Hastings stepped down as co-CEO of Netflix in early 2023, after Ted Sarandos (formerly chief content officer) was named co-CEO in 2020. Hastings has subsequently served as chairman.
In a statement, Hastings said: “Netflix changed my life in so many ways, and my all‑time favorite memory was January 2016, when we enabled nearly the entire planet to enjoy our service.” That’s a reference to the company’s expansion 10 years ago to launch streaming 130 countries and territories.
Hastings continued, “My real contribution at Netflix wasn’t a single decision; it was a focus on member joy, building a culture that others could inherit and improve, and building a company that could be both beloved by members and wildly successful for generations to come.”
Hastings added a “special thanks” to co-CEOs Ted Sarandos and Greg Peters, “whose commitment to Netflix’s greatness is so strong that I can now focus on new things.”
Sarandos said: “Reed has been a singular source of inspiration for me, personally and professionally, since we met in 1999. I’ve had the privilege of working for, and alongside, a true history maker and I look forward to marveling at all he will do next. He has modeled for Greg and me a selfless, disciplined leadership style that will continue to shape how we lead Netflix in the exciting times ahead.”
And Peters commented, “Reed will always be Netflix’s founder and biggest champion — he is a part of our DNA. His vision, entrepreneurship, and steadfast commitment to our values have shaped every stage of our journey and continue to shape how Ted and I lead Netflix today.”
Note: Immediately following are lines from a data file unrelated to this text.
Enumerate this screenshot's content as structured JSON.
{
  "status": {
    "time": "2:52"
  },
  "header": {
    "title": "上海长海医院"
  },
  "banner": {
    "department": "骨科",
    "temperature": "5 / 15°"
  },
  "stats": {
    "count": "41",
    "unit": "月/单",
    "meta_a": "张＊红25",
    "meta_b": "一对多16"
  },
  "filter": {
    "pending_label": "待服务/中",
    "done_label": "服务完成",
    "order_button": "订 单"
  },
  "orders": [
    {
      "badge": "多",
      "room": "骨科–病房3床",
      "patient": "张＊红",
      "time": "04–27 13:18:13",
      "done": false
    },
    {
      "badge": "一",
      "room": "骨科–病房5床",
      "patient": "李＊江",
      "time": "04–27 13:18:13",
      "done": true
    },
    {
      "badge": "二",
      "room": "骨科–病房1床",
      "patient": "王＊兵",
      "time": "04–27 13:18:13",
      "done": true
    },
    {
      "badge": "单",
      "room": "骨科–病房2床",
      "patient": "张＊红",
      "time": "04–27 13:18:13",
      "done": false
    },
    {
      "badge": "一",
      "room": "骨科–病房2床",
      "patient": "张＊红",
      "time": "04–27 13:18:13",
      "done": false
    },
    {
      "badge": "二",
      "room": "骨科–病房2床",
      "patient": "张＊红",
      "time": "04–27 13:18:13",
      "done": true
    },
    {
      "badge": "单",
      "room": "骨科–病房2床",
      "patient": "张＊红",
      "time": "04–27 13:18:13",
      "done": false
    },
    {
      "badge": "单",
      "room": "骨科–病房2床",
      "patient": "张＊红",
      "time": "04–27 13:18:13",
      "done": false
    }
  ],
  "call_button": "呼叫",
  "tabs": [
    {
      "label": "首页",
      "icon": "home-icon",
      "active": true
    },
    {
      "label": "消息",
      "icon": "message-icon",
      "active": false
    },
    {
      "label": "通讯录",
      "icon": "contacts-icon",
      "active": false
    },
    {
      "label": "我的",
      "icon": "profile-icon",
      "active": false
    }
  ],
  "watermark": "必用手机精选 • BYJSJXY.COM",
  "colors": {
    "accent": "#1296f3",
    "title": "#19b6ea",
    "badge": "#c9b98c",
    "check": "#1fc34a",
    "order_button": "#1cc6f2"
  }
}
In an SEC filing, Netflix said about Hastings’ exit from the board, using standard boilerplate language: “Mr. Hastings’ decision to not stand for re-election is not as a result of any disagreement with the Company.”
Hastings co-founded Netflix in 1997. He currently serves on the boards of several educational non-profits, including KIPP, City Fund and the Charter School Growth Fund.
In 2023, he bought the Powder Mountain ski resort in Eden, Utah. Last month, Hastings reflected on his exit as Netflix’s CEO, his stewardship of the ski resort, and offered his thoughts on what he believes is the company’s biggest risk — the threat of AI-generated video. “Does AI transform content creation in ways such that young people only watch YouTube, and YouTube content boosted with AI becomes cool and sexy enough that that takes all their time,” Hastings said in the interview with “In Depth With Graham Bensinger.”
Hastings, whose currently net worth is estimated to be $5.8 billion (per Forbes), has donated hundreds of millions of dollars to charitable causes.
In 2024, Hastings gave Netflix stock worth nearly $500 million at the time as a gift to the Silicon Valley Community Foundation, a not-for-profit organization that works to “bridge critical gaps and divisions to deliver strategies that reduce systemic inequities” in the Bay Area. Last year, Hastings gave $50 million to Bowdoin College in Maine, the liberal arts college he graduated from in 1983 with a degree in math, to fund AI research and teaching within “ethical frameworks.” And earlier this year he donated $5 million to Ukraine charity White Stork as Russia’s war on the country entered its fourth year.